Parker M J, Spencer J, Jackson G S, Burston S G, Hosszu L L, Craven C J, Waltho J P, Clarke A R
Department of Biochemistry, School of Medical Sciences, University of Bristol, U.K.
Biochemistry. 1996 Dec 10;35(49):15740-52. doi: 10.1021/bi961330s.

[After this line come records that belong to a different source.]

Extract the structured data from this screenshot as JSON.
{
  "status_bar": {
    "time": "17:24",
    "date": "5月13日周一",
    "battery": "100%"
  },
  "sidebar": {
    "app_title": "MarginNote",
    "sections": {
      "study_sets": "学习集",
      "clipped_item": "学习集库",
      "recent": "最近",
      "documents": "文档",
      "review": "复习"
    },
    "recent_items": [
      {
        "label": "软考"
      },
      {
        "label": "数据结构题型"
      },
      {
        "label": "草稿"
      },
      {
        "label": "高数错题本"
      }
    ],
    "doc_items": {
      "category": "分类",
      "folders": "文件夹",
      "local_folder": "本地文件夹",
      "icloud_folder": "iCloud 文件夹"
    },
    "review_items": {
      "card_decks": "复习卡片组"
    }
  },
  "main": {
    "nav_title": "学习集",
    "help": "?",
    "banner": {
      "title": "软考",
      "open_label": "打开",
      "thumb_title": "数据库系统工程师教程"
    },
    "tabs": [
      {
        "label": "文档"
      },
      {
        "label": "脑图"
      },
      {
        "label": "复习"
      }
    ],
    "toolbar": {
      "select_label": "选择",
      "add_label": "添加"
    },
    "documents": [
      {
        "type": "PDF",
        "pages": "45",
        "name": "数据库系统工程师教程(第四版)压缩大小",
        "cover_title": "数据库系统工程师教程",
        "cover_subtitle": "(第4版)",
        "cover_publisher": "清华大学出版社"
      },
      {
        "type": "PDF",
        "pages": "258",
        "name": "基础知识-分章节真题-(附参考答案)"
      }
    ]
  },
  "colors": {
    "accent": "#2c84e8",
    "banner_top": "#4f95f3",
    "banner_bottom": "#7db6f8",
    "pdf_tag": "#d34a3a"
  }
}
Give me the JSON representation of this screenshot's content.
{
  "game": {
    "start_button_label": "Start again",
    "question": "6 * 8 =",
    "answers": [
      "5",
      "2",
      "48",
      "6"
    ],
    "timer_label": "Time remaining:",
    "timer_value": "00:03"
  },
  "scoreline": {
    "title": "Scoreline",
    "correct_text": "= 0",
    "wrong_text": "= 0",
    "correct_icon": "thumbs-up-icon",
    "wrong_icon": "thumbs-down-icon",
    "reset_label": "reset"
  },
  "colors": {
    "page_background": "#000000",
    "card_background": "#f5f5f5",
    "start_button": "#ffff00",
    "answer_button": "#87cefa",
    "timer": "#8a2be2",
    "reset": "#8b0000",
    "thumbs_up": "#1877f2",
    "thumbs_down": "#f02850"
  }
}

Bacillus stearothermophilus phosphoglycerate kinase (bsPGK) is a monomeric enzyme of 394 residues comprising two globular domains (N and C), covalently linked by an interdomain alpha-helix (residues 170-185). The molecule folds to the native state in three stages. In the first, each domain rapidly and independently collapses to form an intermediate in which the N-domain is stabilized by 5.1 kcal mol-1 and the C-domain by 3.3 kcal mol-1 over their respective unfolded conformations. The N-domain then converts to a folded state at a rate of 1.2 s-1 (delta GI-F = 3.8 kcal mol-1), followed by the C-domain at 0.032 s-1 (delta GI-F = 12.1 kcal mol-1). It is this last step that limits the rate of acquisition of enzyme activity. In the dynamics of unfolding in water, the N-domain converts to the intermediate state at a rate of 8 x 10(-4) s-1, some 10(7) times faster than the C-domain. Consequently, the most populated intermediate in the folding reaction has a native-like N-domain, while that in the unfolding direction has a native-like C-domain. In a conventional sense, therefore, the folding/unfolding kinetics of bsPGK can be described as random order. Consistent with these observations, cutting the molecule in the interdomain helix produces two, independently stable units comprising residues 1-175 and 180-394. A detailed comparison of their folding behavior with that of the whole molecule reveals that true interdomain contacts are relatively weak, contributing approximately 1.4 kcal mol-1 to the stability of the active enzyme. The only interactions which contribute to the stability of rapidly formed intermediates or to transition states along the productive folding pathways are those within domain cores. Contacts formed either between domains or with the interdomain helix are made only in the folded ground state, but do not constitute a separate step in the folding mechanism. Intriguingly, the most pronounced effect of interdomain contacts on the kinetics of folding is inhibitory; the presence of the C-domain appearing to reduce the effective rate of acquisition of native structure within the N-domain.
嗜热栖热芽孢杆菌磷酸甘油酸激酶(bsPGK)是一种由394个残基组成的单体酶,包含两个球状结构域(N和C),通过一个结构域间的α螺旋(残基170 - 185)共价连接。该分子在三个阶段折叠成天然状态。在第一阶段,每个结构域迅速且独立地折叠形成一个中间体,其中N结构域相对于其各自的未折叠构象稳定化程度为5.1千卡/摩尔,C结构域为3.3千卡/摩尔。然后,N结构域以1.2秒^-1的速率转变为折叠状态(ΔG_I - F = 3.8千卡/摩尔),接着C结构域以0.032秒^-1的速率转变(ΔG_I - F = 12.1千卡/摩尔)。正是这最后一步限制了酶活性获得的速率。在水中展开的动力学过程中,N结构域以8×10^(-4)秒^-1的速率转变为中间状态,比C结构域快约10^7倍。因此,折叠反应中最主要的中间体在N结构域具有类似天然的结构,而在展开方向上的中间体在C结构域具有类似天然的结构。所以,从传统意义上讲,bsPGK的折叠/展开动力学可以描述为随机顺序。与这些观察结果一致,在结构域间螺旋处切割该分子会产生两个独立稳定的单元,分别包含残基1 - 175和180 - 394。将它们的折叠行为与整个分子的折叠行为进行详细比较表明,真正的结构域间接触相对较弱,对活性酶的稳定性贡献约为1.4千卡/摩尔。对沿着有效折叠途径快速形成的中间体或过渡态稳定性有贡献的唯一相互作用是结构域核心内的相互作用。结构域之间或与结构域间螺旋形成的接触仅在折叠的基态中形成,但不构成折叠机制中的一个独立步骤。有趣的是,结构域间接触对折叠动力学最显著的影响是抑制性的;C结构域的存在似乎降低了N结构域内天然结构有效获得的速率。